- Born: 6 January 1919 Goulburn, New South Wales
- Died: 3 June 2009 (aged 90)
- Education: Moore Theological College
- Occupation: Cleric
- Spouse: Laurel (née Chapman)
- Parent(s): Horace Bingham and Eileen (née Dowling)
- Awards: Military Medal
- Website: geoffreybingham.com

= Geoffrey Bingham =

Australian writer and minister

Geoffrey Cyril Bingham, (6 January 1919 – 3 June 2009) was an Australian author and cleric in the Anglican Church of Australia.

Geoffrey Bingham was born in Goulburn, New South Wales.

He was awarded the Military Medal for service in Singapore before its fall in World War II, after which he was a prisoner of war at Changi Prison and Kranji Prison. His citation for the Member of the Order of Australia (2005) was "for service to the community through Christian ministry, encouraging cross-cultural theological education and as an author".

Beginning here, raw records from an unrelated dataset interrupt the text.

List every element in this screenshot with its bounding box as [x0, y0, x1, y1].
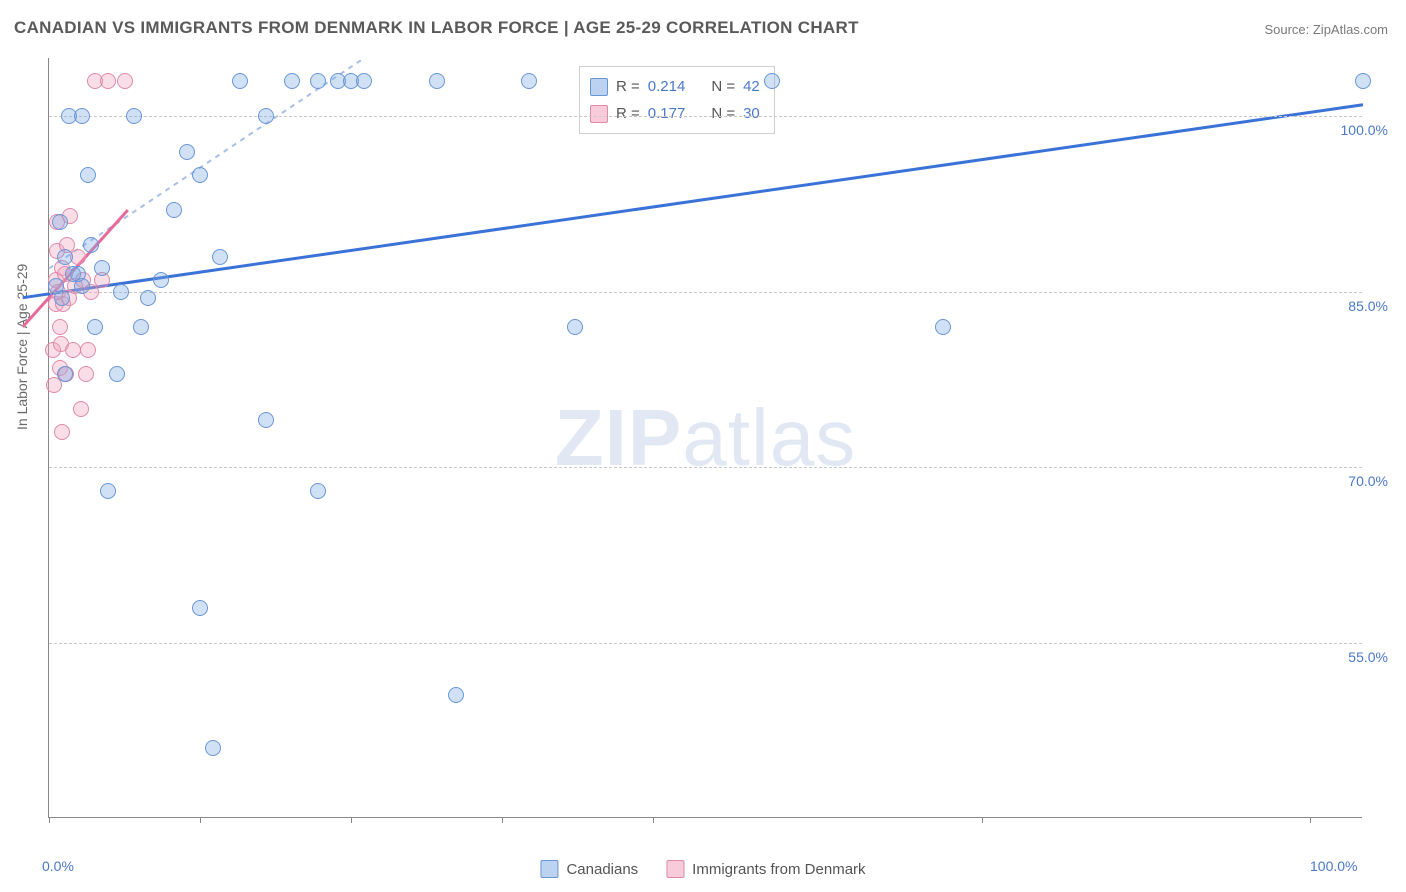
y-tick-label: 55.0% [1348, 649, 1388, 665]
scatter-point-blue [205, 740, 221, 756]
x-tick-label: 0.0% [42, 858, 74, 874]
legend-swatch-blue [590, 78, 608, 96]
scatter-point-blue [52, 214, 68, 230]
stats-legend: R = 0.214 N = 42 R = 0.177 N = 30 [579, 66, 775, 134]
grid-line-h [49, 643, 1362, 644]
scatter-point-blue [192, 167, 208, 183]
grid-line-h [49, 116, 1362, 117]
y-tick-label: 100.0% [1341, 122, 1388, 138]
scatter-point-blue [166, 202, 182, 218]
scatter-point-blue [54, 290, 70, 306]
scatter-point-blue [448, 687, 464, 703]
legend-swatch-pink [590, 105, 608, 123]
stats-legend-row: R = 0.214 N = 42 [590, 73, 760, 100]
y-tick-label: 70.0% [1348, 473, 1388, 489]
x-tick [982, 817, 983, 823]
scatter-point-pink [65, 342, 81, 358]
scatter-point-blue [212, 249, 228, 265]
scatter-point-blue [310, 73, 326, 89]
scatter-point-blue [764, 73, 780, 89]
scatter-point-pink [54, 424, 70, 440]
series-legend-item: Immigrants from Denmark [666, 860, 865, 878]
legend-r-value: 0.177 [648, 100, 686, 127]
scatter-point-blue [74, 108, 90, 124]
scatter-point-pink [100, 73, 116, 89]
chart-title: CANADIAN VS IMMIGRANTS FROM DENMARK IN L… [14, 18, 859, 38]
series-legend: Canadians Immigrants from Denmark [540, 860, 865, 878]
scatter-plot: ZIPatlas R = 0.214 N = 42 R = 0.177 N = 30 [48, 58, 1362, 818]
source-credit: Source: ZipAtlas.com [1264, 22, 1388, 37]
scatter-point-blue [258, 412, 274, 428]
grid-line-h [49, 467, 1362, 468]
scatter-point-blue [140, 290, 156, 306]
scatter-point-blue [935, 319, 951, 335]
scatter-point-blue [179, 144, 195, 160]
series-legend-item: Canadians [540, 860, 638, 878]
scatter-point-blue [567, 319, 583, 335]
scatter-point-blue [521, 73, 537, 89]
scatter-point-blue [74, 278, 90, 294]
scatter-point-blue [83, 237, 99, 253]
scatter-point-blue [133, 319, 149, 335]
legend-swatch-pink [666, 860, 684, 878]
scatter-point-blue [192, 600, 208, 616]
trend-lines-layer [49, 58, 1362, 817]
scatter-point-blue [153, 272, 169, 288]
scatter-point-pink [78, 366, 94, 382]
scatter-point-blue [113, 284, 129, 300]
x-tick [502, 817, 503, 823]
scatter-point-blue [258, 108, 274, 124]
scatter-point-blue [356, 73, 372, 89]
legend-r-label: R = [616, 100, 640, 127]
x-tick [1310, 817, 1311, 823]
x-tick [653, 817, 654, 823]
legend-swatch-blue [540, 860, 558, 878]
scatter-point-blue [80, 167, 96, 183]
scatter-point-pink [52, 319, 68, 335]
scatter-point-blue [126, 108, 142, 124]
watermark: ZIPatlas [555, 392, 856, 484]
scatter-point-pink [80, 342, 96, 358]
y-tick-label: 85.0% [1348, 298, 1388, 314]
legend-n-value: 42 [743, 73, 760, 100]
scatter-point-blue [284, 73, 300, 89]
x-tick-label: 100.0% [1310, 858, 1357, 874]
series-legend-label: Immigrants from Denmark [692, 861, 865, 878]
scatter-point-blue [232, 73, 248, 89]
scatter-point-blue [57, 249, 73, 265]
x-tick [49, 817, 50, 823]
legend-n-label: N = [711, 100, 735, 127]
scatter-point-blue [429, 73, 445, 89]
x-tick [200, 817, 201, 823]
scatter-point-blue [310, 483, 326, 499]
legend-r-value: 0.214 [648, 73, 686, 100]
grid-line-h [49, 292, 1362, 293]
scatter-point-blue [94, 260, 110, 276]
scatter-point-blue [57, 366, 73, 382]
scatter-point-blue [87, 319, 103, 335]
y-axis-label: In Labor Force | Age 25-29 [14, 264, 30, 430]
trend-dash-blue [49, 58, 364, 268]
scatter-point-blue [100, 483, 116, 499]
series-legend-label: Canadians [566, 861, 638, 878]
legend-n-label: N = [711, 73, 735, 100]
legend-n-value: 30 [743, 100, 760, 127]
legend-r-label: R = [616, 73, 640, 100]
scatter-point-pink [73, 401, 89, 417]
scatter-point-blue [109, 366, 125, 382]
stats-legend-row: R = 0.177 N = 30 [590, 100, 760, 127]
scatter-point-blue [1355, 73, 1371, 89]
scatter-point-pink [117, 73, 133, 89]
x-tick [351, 817, 352, 823]
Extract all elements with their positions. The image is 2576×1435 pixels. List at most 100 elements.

He trained at Moore Theological College, ministered at the Garrison Church in Sydney and then served as a missionary under the aegis of the Church Missionary Society (CMS) in Pakistan from 1957 to 1967, where he was founding principal of the Pakistan Bible Training Institute in Hyderabad, Pakistan. He was also one of the founding members of the Austral–Asian Christian Church (AACC).

From 1967 to 1973 he was principal of the Bible College of South Australia (then the Adelaide Bible Institute) after which he formed New Creation Publications (later New Creation Teaching Ministry).

Geoffrey was a gifted writer. Before the war he wrote short stories for The Bulletin. NCTM published close to 300 of his books, most of which were theological.